Al Toke Pez is not only hard to find, it’s even harder to get a seat at, since there are just six chairs. But wait you must for 33 year-old Tomas Matsufuji’s creative ceviches and fried seafood. Located in the Surquillo District, this literal hole-in-the-wall is manned by three cooks, plus Tomas’ mom. Diego Salazar (pictured, at left above) is the Editor of Perú 21, a local paper, and he knows the backstreets of Lima like few others. He graciously took me around to a few places one Sunday, chatting up the bartenders and chefs along the way. The menu at Al Toke Pez is extremely limited with just a daily ceviche, a chicharron (fried fish) and a fried rice.
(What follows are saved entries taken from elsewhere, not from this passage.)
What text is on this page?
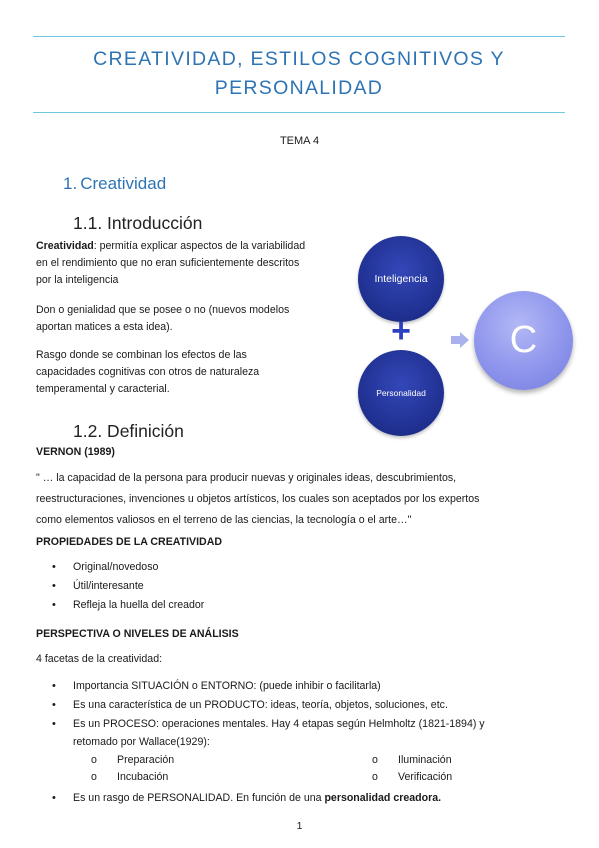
CREATIVIDAD, ESTILOS COGNITIVOS Y
PERSONALIDAD
TEMA 4
1. Creatividad
1.1. Introducción

Creatividad: permitía explicar aspectos de la variabilidad
en el rendimiento que no eran suficientemente descritos
por la inteligencia

Don o genialidad que se posee o no (nuevos modelos
aportan matices a esta idea).

Rasgo donde se combinan los efectos de las
capacidades cognitivas con otros de naturaleza
temperamental y caracterial.

Inteligencia
+
Personalidad
C
1.2. Definición
VERNON (1989)

" … la capacidad de la persona para producir nuevas y originales ideas, descubrimientos,
reestructuraciones, invenciones u objetos artísticos, los cuales son aceptados por los expertos
como elementos valiosos en el terreno de las ciencias, la tecnología o el arte…"

PROPIEDADES DE LA CREATIVIDAD
• Original/novedoso
• Útil/interesante
• Refleja la huella del creador
PERSPECTIVA O NIVELES DE ANÁLISIS
4 facetas de la creatividad:
• Importancia SITUACIÓN o ENTORNO: (puede inhibir o facilitarla)
• Es una característica de un PRODUCTO: ideas, teoría, objetos, soluciones, etc.
• Es un PROCESO: operaciones mentales. Hay 4 etapas según Helmholtz (1821-1894) y
retomado por Wallace(1929):
o Preparación	o Iluminación
o Incubación	o Verificación
• Es un rasgo de PERSONALIDAD. En función de una personalidad creadora.
1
They also sell tiny Styrofoam cups filled with leche de tigre that are topped with a few shards of fried squid or octopus. I had a chance to eat there with Vogue’s Jeffrey Steingarten (pictured, in the middle above), who was researching places for a story. Man, I thought my wife asked a lot of questions…but he was a convivial soul who was just as into devouring everything on our plates as I was. Get a cooling, inky dark chicha morada (sweet purple corn drink with cinnamon and lemon) but don’t linger too long, because chances are someone is waiting for your seat.
Another hard-to-find spot is Chez Wong, a serious chifa restaurant located in someone’s home. There is no sign here, just a door. I had to ask a few people in the area where I was going, since all I had was a pin on Google Maps and not much else. Javier Wong’s dad was a Chino (Chinese) and his mom was Peruvian. He opened his narrow, casual restaurant on the first floor of his house in 1994, and to this day, still serves a set three or four-course lunch only. (Note: many cebicherias in Lima are only open for lunch, typically 12 – 5 p.m., so be sure to check hours before heading out). Ours began with large hunks of flounder and discs of octopus, swimming in bright lime juice; we added some aji limó – the classic red chile that provides heat to ceviches – and devoured the plate in about 4 minutes.
Finally, another lunch-only spot (by that I mean 11 a.m. – 5 p.m.) is La Picanteria. Also located in Surquillo, not far from Al Toke Pez, this communal-style restaurant features larger, heartier dishes meant for sharing. Considered a bit of an outlier by peers, this restaurant opened up somewhat controversially, since it charges higher prices than comparable family-style restaurants, but the skills in the kitchen – and the sourcing of ingredients – are without peer. Whole fish stuffed with herbs and chiles; sides of pork that pull from the bone with the slightest tug of your fork; duck “ceviche” with roasted potatoes and sides of steamed rice with peas…everything that hit our table could have been shared with three more folks; it makes Chicago’s avec look stingy.
We did have to wait about an hour for our table – it’s first-come, first-served – but thankfully we had just come from eating at Al Toke Pez, so we weren’t famished. We did, however, sip chilcanos, my new favorite drink, made from pisco, ginger ale and fruit purees – we all agreed the aguaymanto (Gooseberry? Tiny yellow tomato? Cousin to the tomatillo?) was the best.
At around 4 p.m., Renzo Garibaldi (the Meat Prophet of Peru), owner of Osso Butcher Shop, walked in with some of his buddies. They were all looking famished and ready to order a ton of food. I have no idea if the restaurant decided to stay open past 5 p.m. that day, but considering they’re on Lima time, a little delay in the proceedings and a relaxation of the rules wouldn’t be surprising. I just want to know what the dude ordered.